Great idea on the jig/ feed manger…


----------



## KnickKnack (Aug 20, 2008)

That's an interesting alternative to the jig I posted here.
This one is obviously going to be better for long boards.


----------



## dkirtley (Mar 11, 2010)

Looks really nice and effective but I do have one question: Wouldn't it be a lot easier just to use an angled bit?

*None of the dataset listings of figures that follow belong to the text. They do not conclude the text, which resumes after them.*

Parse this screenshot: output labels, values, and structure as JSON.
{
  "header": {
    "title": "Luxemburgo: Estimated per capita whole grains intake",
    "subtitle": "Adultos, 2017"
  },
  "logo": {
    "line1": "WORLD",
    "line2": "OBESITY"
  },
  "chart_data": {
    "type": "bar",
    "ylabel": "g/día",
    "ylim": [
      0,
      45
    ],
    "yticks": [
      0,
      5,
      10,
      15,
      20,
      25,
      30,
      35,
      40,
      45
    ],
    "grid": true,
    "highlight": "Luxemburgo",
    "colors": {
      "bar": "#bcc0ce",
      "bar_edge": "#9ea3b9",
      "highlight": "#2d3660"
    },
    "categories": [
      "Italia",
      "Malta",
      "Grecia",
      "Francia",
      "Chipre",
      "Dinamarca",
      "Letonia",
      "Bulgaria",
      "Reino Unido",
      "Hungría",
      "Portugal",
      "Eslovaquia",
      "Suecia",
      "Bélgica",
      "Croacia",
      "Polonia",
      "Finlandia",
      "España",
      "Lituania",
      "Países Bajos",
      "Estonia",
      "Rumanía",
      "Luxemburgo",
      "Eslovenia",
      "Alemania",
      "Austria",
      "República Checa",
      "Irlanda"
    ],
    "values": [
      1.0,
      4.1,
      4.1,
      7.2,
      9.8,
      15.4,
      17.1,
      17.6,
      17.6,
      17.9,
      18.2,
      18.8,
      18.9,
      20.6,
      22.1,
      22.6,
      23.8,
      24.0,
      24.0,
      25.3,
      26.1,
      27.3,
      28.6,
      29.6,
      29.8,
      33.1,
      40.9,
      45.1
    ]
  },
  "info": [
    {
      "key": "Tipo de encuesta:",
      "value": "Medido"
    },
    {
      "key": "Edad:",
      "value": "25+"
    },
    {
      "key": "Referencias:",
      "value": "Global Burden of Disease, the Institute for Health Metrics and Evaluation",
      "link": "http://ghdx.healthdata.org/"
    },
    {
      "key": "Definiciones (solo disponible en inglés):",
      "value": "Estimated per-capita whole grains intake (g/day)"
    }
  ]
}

But you wouldn't have props for such cool pics, so pretend I didn't say anything.


----------



## bubinga (Feb 5, 2011)

There's more than one way to do every thing,Nice Jig
I do that on ,Table saw ,on a sled


----------



## bb71 (Jan 22, 2010)

Great jig. I love it and I'm going to try it. Are you repositioning the jig to control how much material you take off or just freehanding the router (away from the fence) to hog off most of the material before the final pass? I think using shims between the router base and the fence may be a good method of controlling this. I need to build one. Thanks for passing this along.


----------



## Viktor (Jan 15, 2009)

David, I actually tried angled bits, but
1) They don't make bits this large. For a 20 mm (3/4") stock it would have to be ~40 mm (1.6") diameter V-bit. 
2) What is sold as 90 deg. V-bits are not always 90 deg. by as much as 3-5 deg. It is not noticeable when cutting a groove, but in a miter it is very obvious. Don't ask how I know.


----------



## Viktor (Jan 15, 2009)

bb71,
No, I don't reposition the jig. I just freehand it untill I hit the fence making sure I don't tip the router.


----------



## kapanen (Oct 13, 2010)

love it …thanks for sharing


----------



## KenHMT (Nov 16, 2012)

Great solution for a frequently challenging cut.

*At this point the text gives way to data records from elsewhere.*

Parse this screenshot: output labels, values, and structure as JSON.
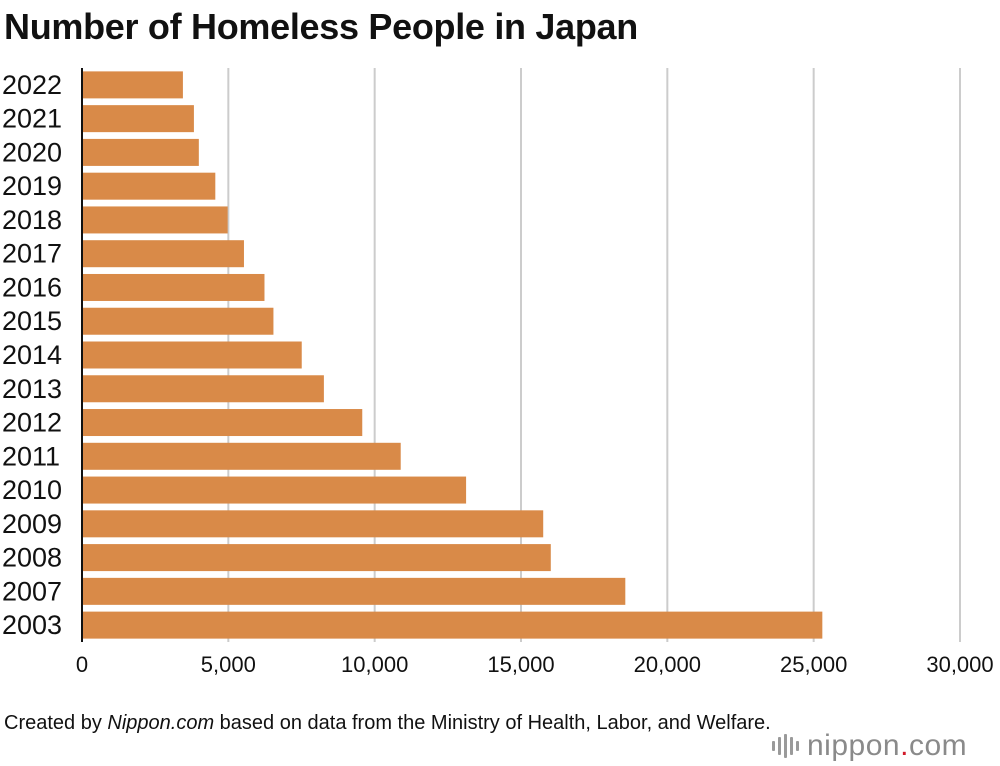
{
  "chart_data": {
    "type": "bar",
    "orientation": "horizontal",
    "title": "Number of Homeless People in Japan",
    "categories": [
      "2022",
      "2021",
      "2020",
      "2019",
      "2018",
      "2017",
      "2016",
      "2015",
      "2014",
      "2013",
      "2012",
      "2011",
      "2010",
      "2009",
      "2008",
      "2007",
      "2003"
    ],
    "values": [
      3448,
      3824,
      3992,
      4555,
      4977,
      5534,
      6235,
      6541,
      7508,
      8265,
      9576,
      10890,
      13124,
      15759,
      16018,
      18564,
      25296
    ],
    "xlim": [
      0,
      30000
    ],
    "xticks": [
      0,
      5000,
      10000,
      15000,
      20000,
      25000,
      30000
    ],
    "xtick_labels": [
      "0",
      "5,000",
      "10,000",
      "15,000",
      "20,000",
      "25,000",
      "30,000"
    ],
    "xlabel": "",
    "ylabel": "",
    "grid": "vertical",
    "bar_color": "#d98a48",
    "grid_color": "#cccccc"
  },
  "source": {
    "prefix": "Created by ",
    "site": "Nippon.com",
    "suffix": " based on data from the Ministry of Health, Labor, and Welfare."
  },
  "logo": {
    "word": "nippon",
    "dot": ".",
    "tld": "com",
    "dot_color": "#d11a2a"
  }
}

Added to the database at homemadetools.net: http://www.homemadetools.net/mitering-jig

Ken


----------



## Carpenterdon (Feb 15, 2013)

So to make various angles I'd need to make and store 45 of these…. I don't have that sort of space…

Not to mention if I can make angle cuts accurate enough to make a jig (which by the nature of jigs need to be dead on perfect) why would I need a jig?


----------



## Viktor (Jan 15, 2009)

Carpenterdon,
Actually you'd need to make infinite number of these jigs for every angle. However, I only have 1, because furniture that I make tends to be rectangular.
The angle on the jig is defined by little triangle brackets that hold two surfaces together. Those can be cut very accurately on a bench top saw. On the other hand it is nearly impossible to cut accurate 45 degree bevel across 6 feet long 1.5 feet wide board on a little saw, because the board is too heavy and unwieldy. Besides, the bevel made on this jig comes out perfect every time and this fits into my overall approach of doing more with less.
Hope this answers your question.


----------



## Dal300 (Aug 4, 2011)

Cool! I will make one of these (with your permission) for some large in-place work I can foresee in my future.


----------



## gfadvm (Jan 13, 2011)

Victor, I know this is an old thread but I had to comment and tell you what a GREAT idea this is. I'm thinking a smaller version would work on a router table to make perfect miters for boxes.


----------



## tefinn (Sep 23, 2011)

Better keep an eye on Tooonyg! He's probably going to steal this idea for Ted!

http://lumberjocks.com/topics/46771


----------



## Viktor (Jan 15, 2009)

gfadvm,
KnickKnack above provides link to his jig for router table. In his case the router is stationary and the jig/stock is movable. For large stock, as in my case, it is the other way around.


----------



## gfadvm (Jan 13, 2011)

Victor/Knickknack, Thanks for the link and the good tips!


----------



## RogerInColorado (Jan 18, 2013)

A really, really great jig. or fixture. great no matter what it's called.


----------